Schadet ein CO2-Preis der Wirtschaft?
Das sagt die Wissenschaft in Form von Ottmar Edenhofer: „Im Gegenteil. Wir wissen: Der ungebremste Klimawandel richtet einen höheren Schäden an, als das was wir heute aufwenden müssten, um die CO2-Emissionen zu reduzieren.“
Trotzdem ist klar: Klimaschutz funktioniert nur global. Daher muss sich unsere Regierung auf der politischen Weltbühne stark machen für globale Maßnahmen. Regierung wie Unternehmen wissen aber auch: Wenn andere Länder besser darin sind, Anreize zu schaffen um zukünftige emissionsärmere Technologien zu entwickeln, dann werden diese Länder den Zukunftsmarkt dominieren. Deutschland war mal Vorreiter in Sachen Klimaschutz. Im Klimaschutz-Index 2019 liegt es nur noch auf Rang 27.

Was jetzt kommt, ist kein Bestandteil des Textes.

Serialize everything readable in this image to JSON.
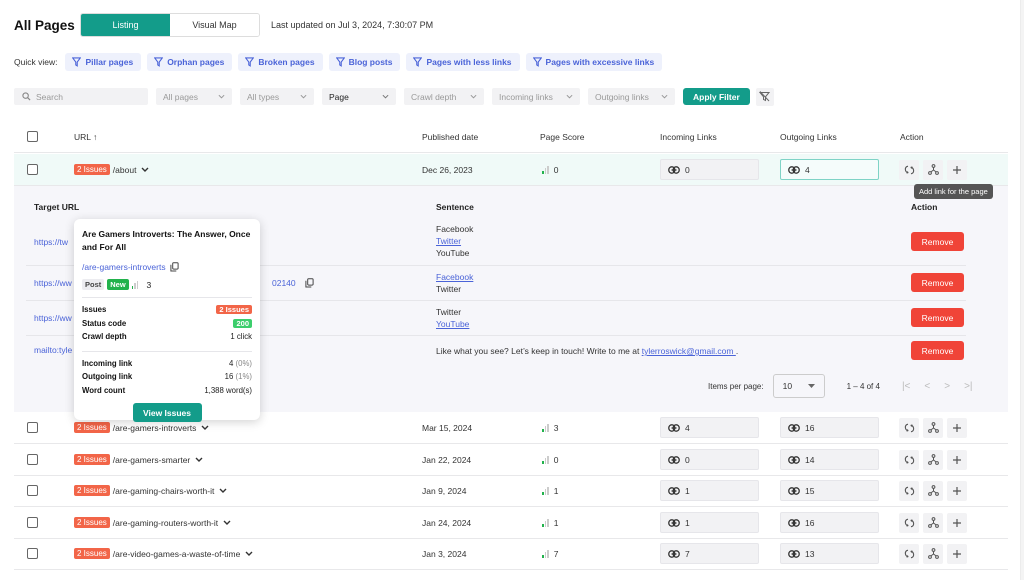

Reicht ein CO2-Preis als Klimaschutzmaßnahme?
Nein! Eine CO2-Bepreisung allein reicht nicht aus. Wir brauchen z.B. mehr Verkehrsraum für Radfahrer und den Ausbau des emissionsarmen öffentlichen Nahverkehrs und der Wärmenetze. Und natürlich technologische Innovationen wie eine klimaneutrale Stahlerzeugung.
Darum sind du und Fridays for Future so wichtig
Ob als Influencer*in oder auf Fridays for Future: Du hast der Wissenschaft Gehör verschafft. Die Regierung hat reagiert und am 20. September 2019 – am Tag des weltweiten Klimastreiks – die Einführung einer CO2-Steuer vorgeschlagen. Leider blieb sie in Bezug auf die Höhe des Preises weit unter den Erwartungen der wissenschaftlichen Expert*innen. Diese schlugen einen Mindestpreis von 50 Euro je Tonne CO2 vor. Das Klimapaket des Klimakabinetts der Bundesregierung sieht die Tonne CO2 bei 10 Euro.
Für die wissenschaftlichen Berater*innen ist das ein Schlag ins Gesicht. Sie sind daher unbedingt weiter auf Deine Unterstützung angewiesen. Denn große Veränderungen können nur politische Maßnahmen bringen. Aber – und das ist unsere Chance – die wenigsten Politiker*innen werden eine Entscheidung treffen, von der sie glauben, dass sie bei ihren Wählerinnen und Wählern unbeliebt ist.